1) At the time of running asu, are you trying to run it in band or out of band?
I ask because I'm curious about the output of 'rinv <node> mac' and if that is
more helpful. Also if letting them naturally pxe boot and using either switch
based discovery or 'nodediscover*' commands could be interesting to avoid you
having to transcribe anything in a particularly tedious fashion.

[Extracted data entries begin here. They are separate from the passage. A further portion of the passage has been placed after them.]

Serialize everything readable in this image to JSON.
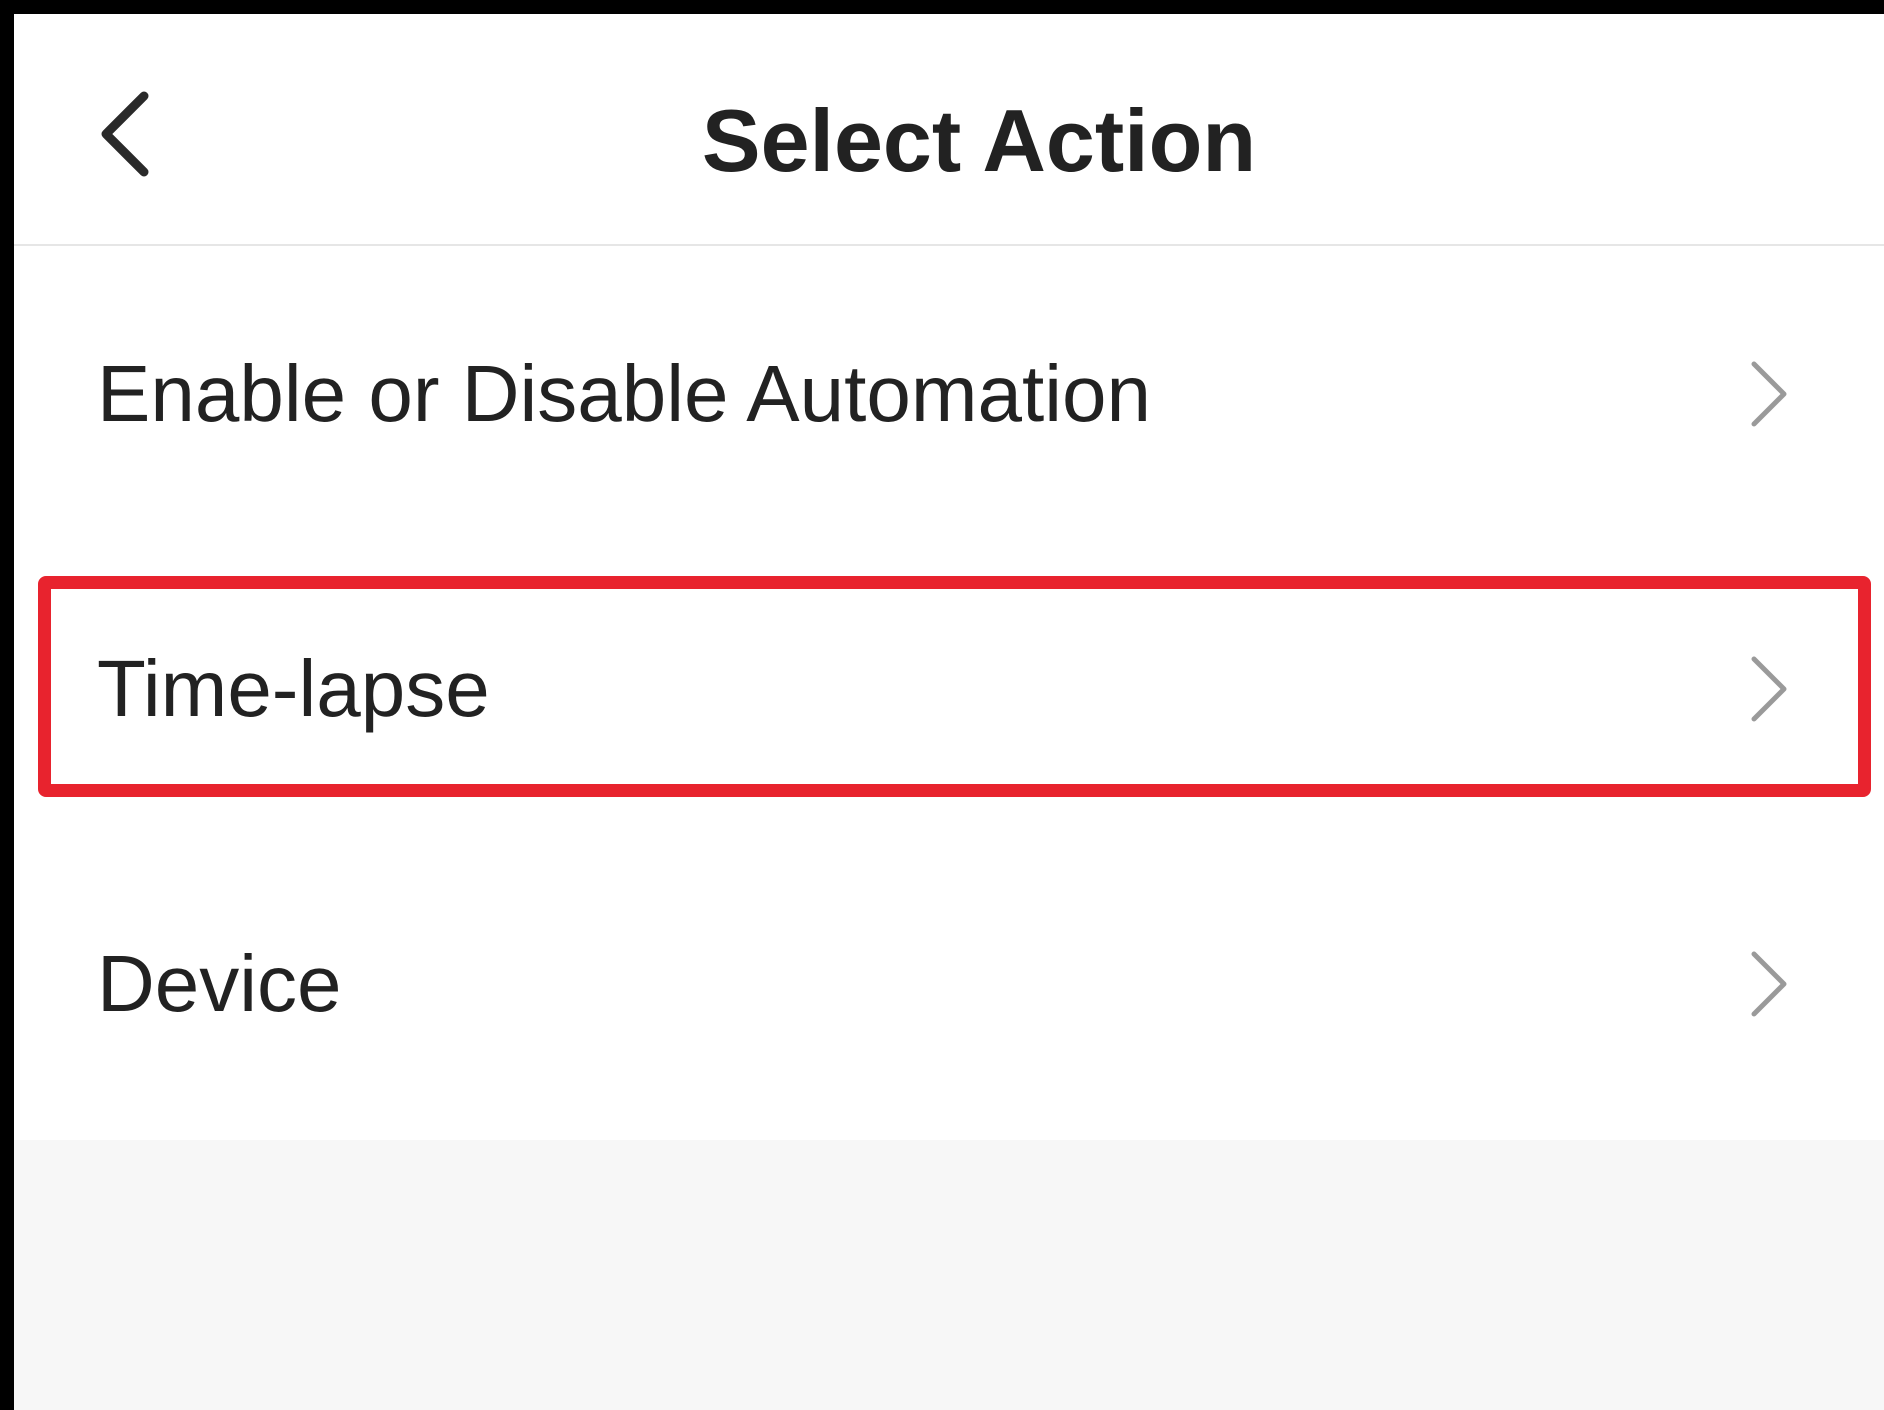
{
  "header": {
    "title": "Select Action",
    "back_icon": "chevron-left-icon"
  },
  "actions": [
    {
      "label": "Enable or Disable Automation",
      "icon": "chevron-right-icon"
    },
    {
      "label": "Time-lapse",
      "icon": "chevron-right-icon",
      "highlighted": true
    },
    {
      "label": "Device",
      "icon": "chevron-right-icon"
    }
  ],
  "colors": {
    "highlight": "#e8232e",
    "text": "#222222",
    "chevron": "#9a9a9a",
    "background": "#ffffff",
    "footer_background": "#f7f7f7"
  }
}
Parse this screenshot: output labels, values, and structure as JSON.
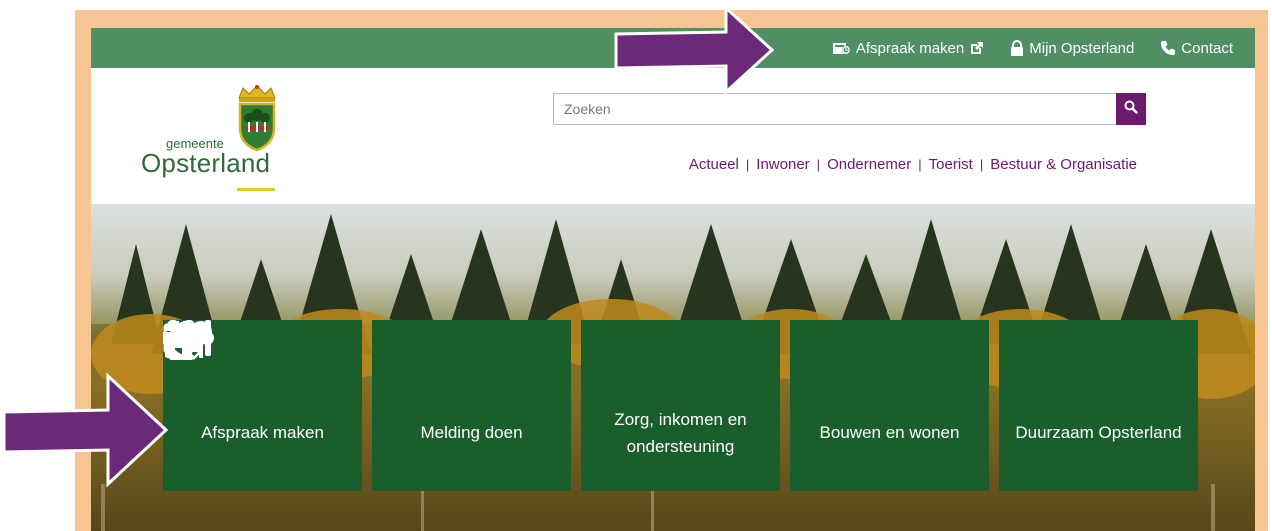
{
  "topbar": {
    "links": [
      {
        "label": "Afspraak maken",
        "icon": "calendar-camera-icon",
        "trailing_icon": "external-link-icon"
      },
      {
        "label": "Mijn Opsterland",
        "icon": "lock-icon"
      },
      {
        "label": "Contact",
        "icon": "phone-icon"
      }
    ]
  },
  "logo": {
    "small_text": "gemeente",
    "big_text": "Opsterland",
    "icon": "municipality-crest-icon"
  },
  "search": {
    "placeholder": "Zoeken",
    "value": "",
    "icon": "search-icon"
  },
  "nav": {
    "items": [
      "Actueel",
      "Inwoner",
      "Ondernemer",
      "Toerist",
      "Bestuur & Organisatie"
    ],
    "separator": "|"
  },
  "tiles": [
    {
      "label": "Afspraak maken",
      "icon": "calendar-icon"
    },
    {
      "label": "Melding doen",
      "icon": "megaphone-icon"
    },
    {
      "label": "Zorg, inkomen en ondersteuning",
      "icon": "people-care-icon"
    },
    {
      "label": "Bouwen en wonen",
      "icon": "house-tree-icon"
    },
    {
      "label": "Duurzaam Opsterland",
      "icon": "sustainability-hand-icon"
    }
  ],
  "annotations": {
    "arrow_color": "#6b2a78",
    "arrows": [
      "arrow-to-topbar-afspraak",
      "arrow-to-tile-afspraak"
    ]
  },
  "colors": {
    "frame": "#f6c592",
    "topbar": "#4f8f63",
    "tile": "#1a5e2c",
    "accent": "#6b1a6e",
    "logo_green": "#2f6b3b"
  }
}
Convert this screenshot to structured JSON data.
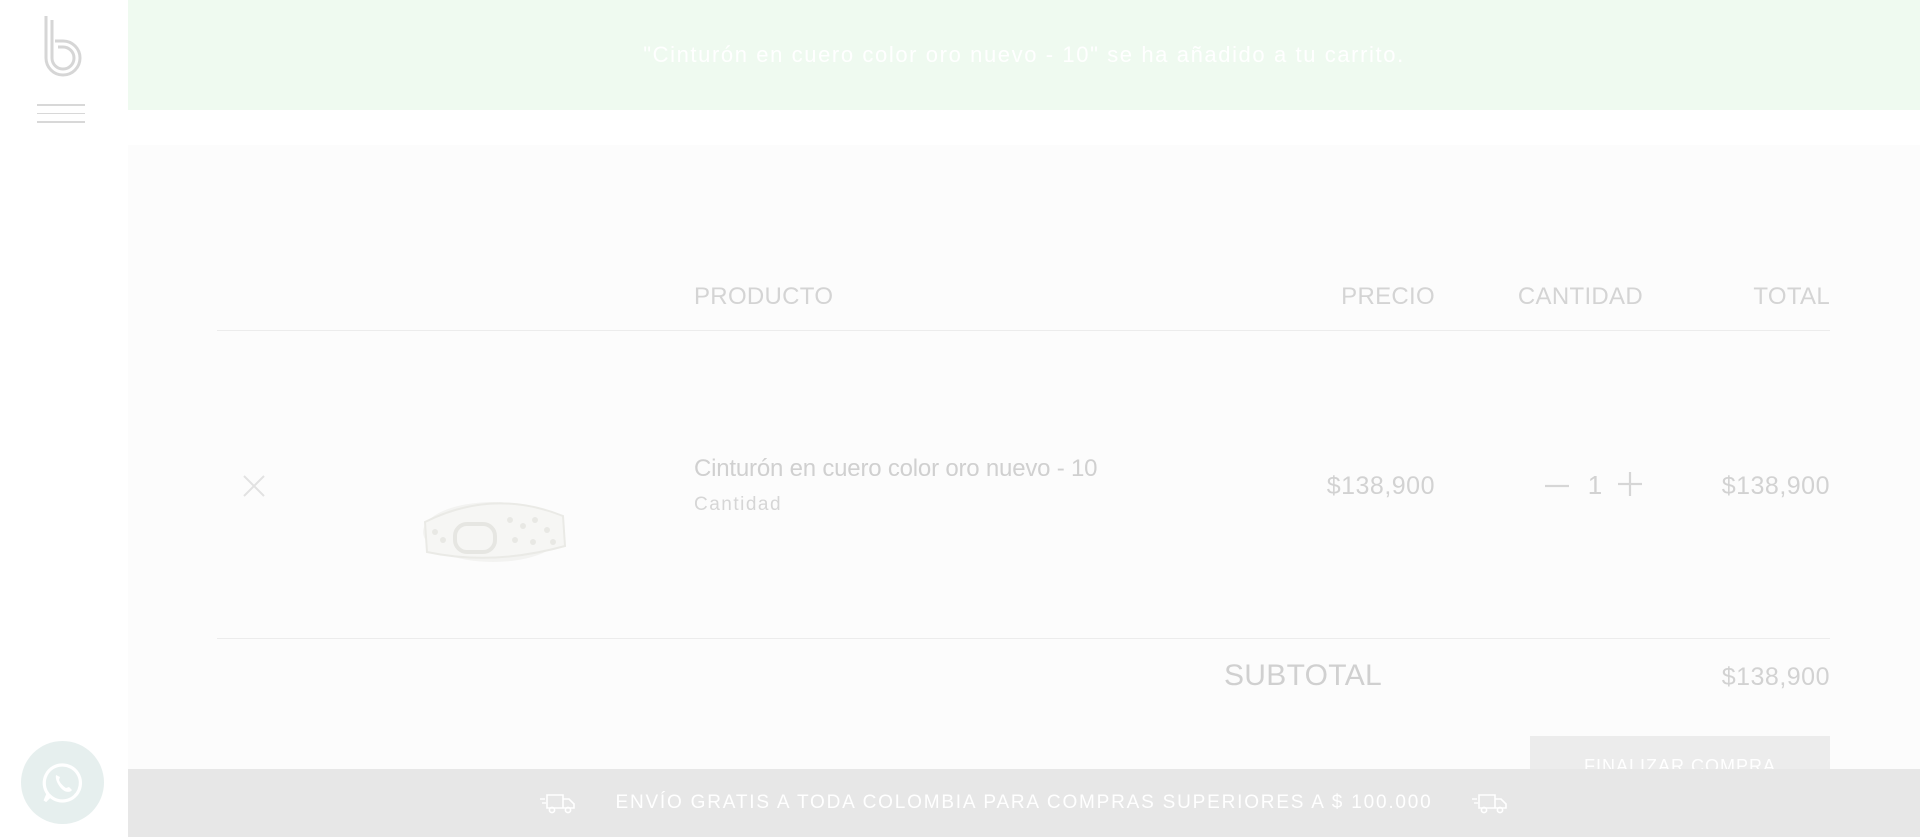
{
  "notice": {
    "text": "\"Cinturón en cuero color oro nuevo - 10\" se ha añadido a tu carrito."
  },
  "sidebar": {
    "logo_icon": "b-logo-icon",
    "menu_icon": "hamburger-icon",
    "whatsapp_icon": "whatsapp-icon"
  },
  "cart": {
    "headers": {
      "product": "PRODUCTO",
      "price": "PRECIO",
      "quantity": "CANTIDAD",
      "total": "TOTAL"
    },
    "items": [
      {
        "name": "Cinturón en cuero color oro nuevo - 10",
        "sub_label": "Cantidad",
        "price": "$138,900",
        "quantity": "1",
        "total": "$138,900",
        "remove_icon": "close-icon",
        "image_icon": "belt-image"
      }
    ],
    "subtotal_label": "SUBTOTAL",
    "subtotal_value": "$138,900",
    "checkout_label": "FINALIZAR COMPRA"
  },
  "shipping_bar": {
    "text": "ENVÍO GRATIS A TODA COLOMBIA PARA COMPRAS SUPERIORES A $ 100.000",
    "icon": "delivery-truck-icon"
  },
  "colors": {
    "notice_bg": "#effaf0",
    "cart_bg": "#fcfcfc",
    "ship_bar_bg": "#e7e7e7",
    "whatsapp_bg": "#e6efee"
  }
}
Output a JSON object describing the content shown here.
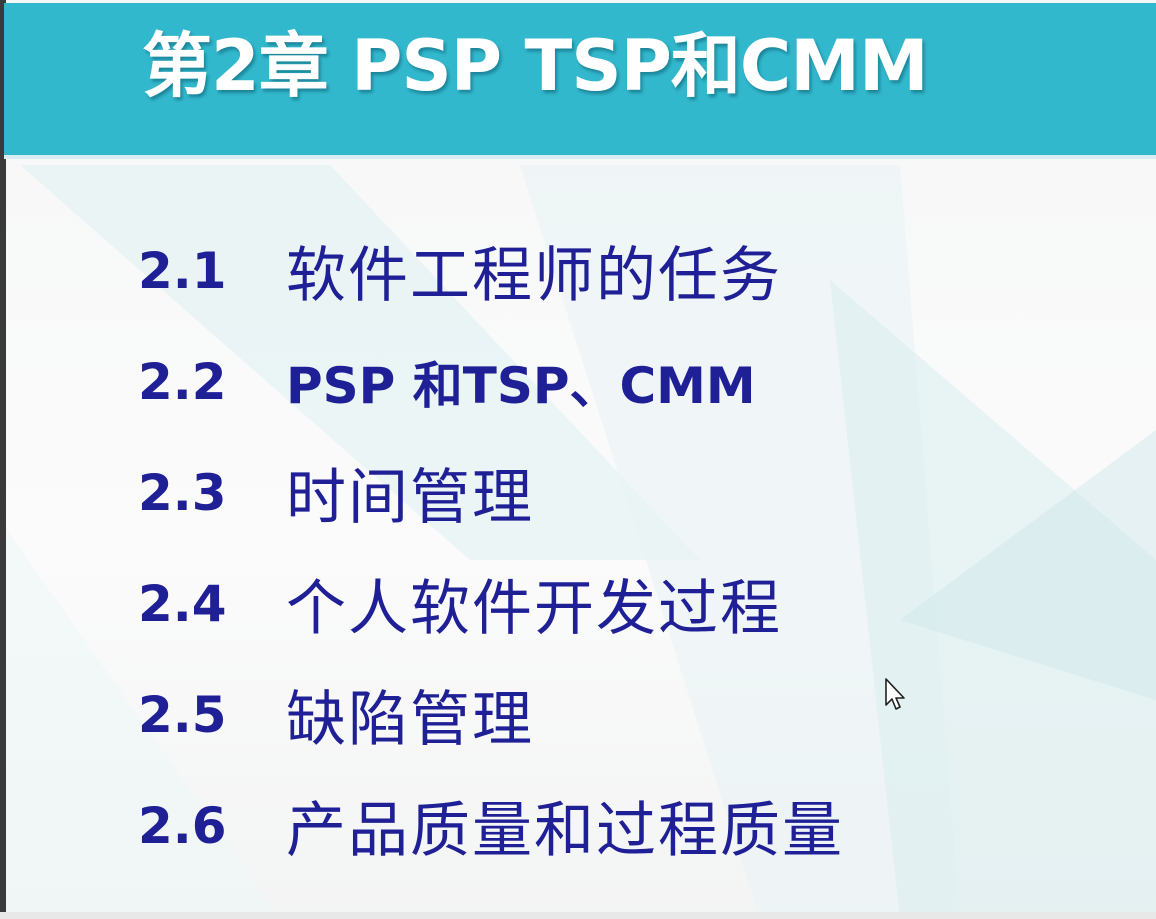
{
  "slide": {
    "title": "第2章 PSP TSP和CMM",
    "accent_color": "#32b8cd",
    "text_color": "#1f1f96"
  },
  "toc": {
    "items": [
      {
        "number": "2.1",
        "label": "软件工程师的任务"
      },
      {
        "number": "2.2",
        "label": "PSP 和TSP、CMM"
      },
      {
        "number": "2.3",
        "label": "时间管理"
      },
      {
        "number": "2.4",
        "label": "个人软件开发过程"
      },
      {
        "number": "2.5",
        "label": "缺陷管理"
      },
      {
        "number": "2.6",
        "label": "产品质量和过程质量"
      }
    ]
  },
  "cursor": {
    "icon": "mouse-pointer-icon"
  }
}
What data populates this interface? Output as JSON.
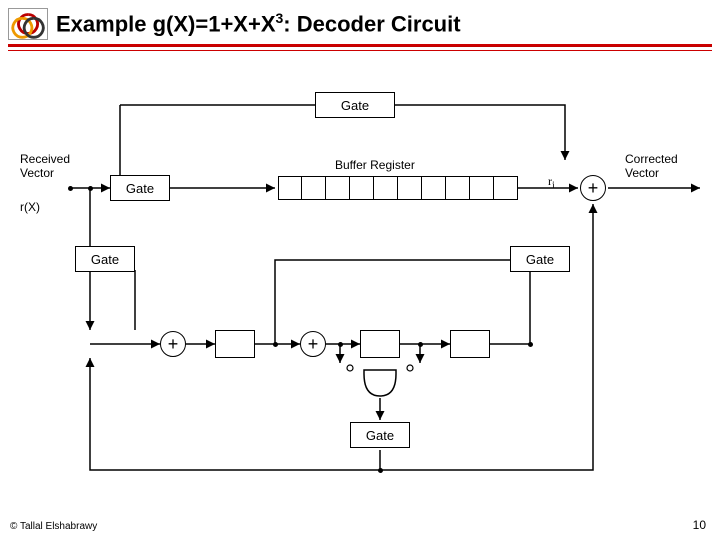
{
  "header": {
    "title_pre": "Example g(X)=1+X+X",
    "title_exp": "3",
    "title_post": ": Decoder Circuit"
  },
  "labels": {
    "gate_top": "Gate",
    "received_vector_l1": "Received",
    "received_vector_l2": "Vector",
    "rx": "r(X)",
    "gate_left": "Gate",
    "buffer": "Buffer Register",
    "ri": "r",
    "ri_sub": "i",
    "corrected_l1": "Corrected",
    "corrected_l2": "Vector",
    "gate_mid_left": "Gate",
    "gate_mid_right": "Gate",
    "gate_bottom": "Gate",
    "plus": "+"
  },
  "footer": {
    "copyright": "© Tallal Elshabrawy",
    "page": "10"
  }
}
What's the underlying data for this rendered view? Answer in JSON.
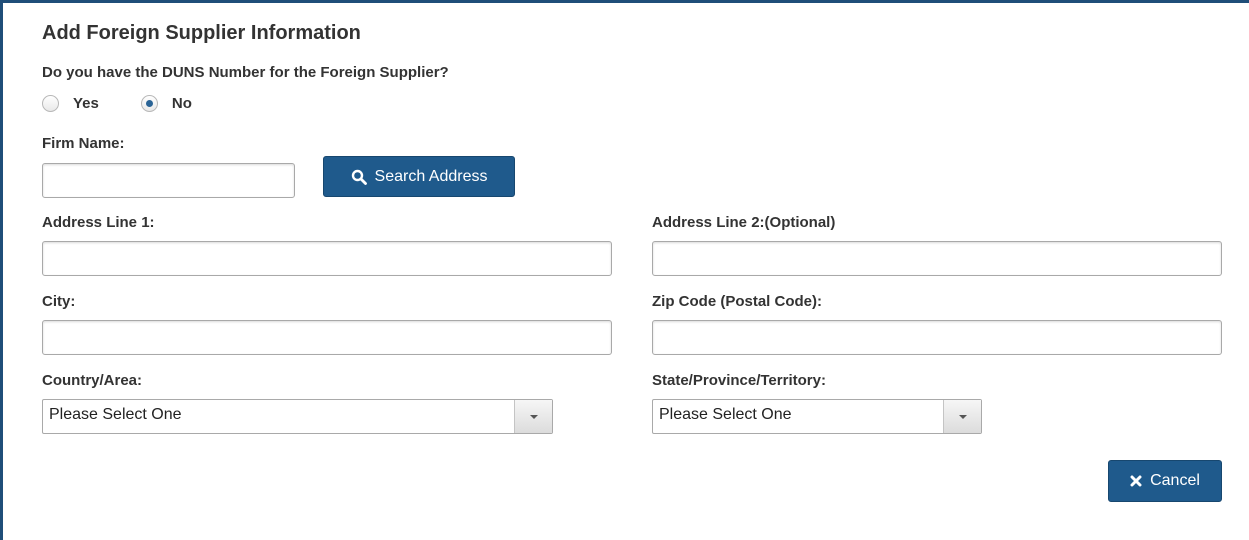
{
  "form": {
    "title": "Add Foreign Supplier Information",
    "duns_question": "Do you have the DUNS Number for the Foreign Supplier?",
    "duns_options": [
      {
        "label": "Yes",
        "checked": false
      },
      {
        "label": "No",
        "checked": true
      }
    ],
    "firm_name_label": "Firm Name:",
    "firm_name_value": "",
    "search_button_label": "Search Address",
    "address1_label": "Address Line 1:",
    "address1_value": "",
    "address2_label": "Address Line 2:(Optional)",
    "address2_value": "",
    "city_label": "City:",
    "city_value": "",
    "zip_label": "Zip Code (Postal Code):",
    "zip_value": "",
    "country_label": "Country/Area:",
    "country_selected": "Please Select One",
    "state_label": "State/Province/Territory:",
    "state_selected": "Please Select One",
    "cancel_button_label": "Cancel"
  },
  "colors": {
    "accent": "#1f5a8c",
    "frame_border": "#1f4e79",
    "label_text": "#333333"
  },
  "icons": {
    "search_button": "search-icon",
    "cancel_button": "close-icon",
    "dropdown": "chevron-down-icon"
  }
}
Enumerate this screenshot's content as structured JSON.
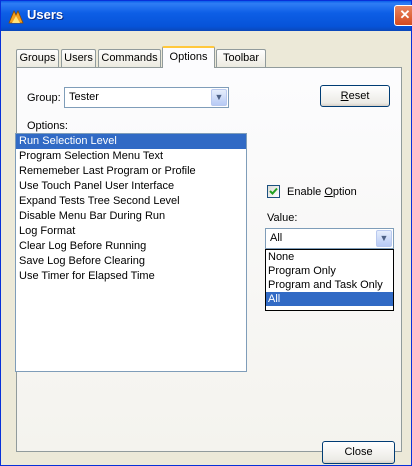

2) If I had to guess, I suspect this is Legacy boot (i.e. no /sys/firmware/efi/
directory) and the missing output is after the legacy PCI rom output (starting
with 'Initializing Legacy USB devices' and before the kernel actually starts
executing). Basically the output of a legacy pxe rom/grub/whathaveyou (though
grub can take over the serial of its own accord). If true, then rsetboot
<node> net -u I think wouldn't be missing any output. If this guess is
correct, it's due to a limitation of the way we were willing to do the default
serial console. In the M4 days, you had to always exlpcitily configure remote
serial console for everything,, in M5 the factory default is now to autosense
the console and provide the output and thus now a lot of folks don't think
about it. However one setting is still needed to be explicitly set for legacy
boot to have full output (during the discussion of autoboot there were concerns
about potential conflicts in legacy boot versus some DOS applications the
firmware team did not want to enable automatically):
DevicesandIOPorts.Com1ActiveAfterBoot=Enable
3) Can I see the output of lsinitrd
/install/netboot/centos6.5/x86_64/comp/initrd-stateless.gz? Particularly if it
dooesn't show tg3, then geninitrd may be needed to add the tg3 driver to the
initrd. geninitrd is called just like genimage, but does only the initrd
regeneration.
From: David D Johnson [mailto:[email protected]]
Sent: Thursday, June 25, 2015 3:46 PM
To: xCAT Users Mailing list
Subject: Re: [xcat-user] NextScale deployment kernel crash
Well, that got me a shell, and the system got the correct address on eth0.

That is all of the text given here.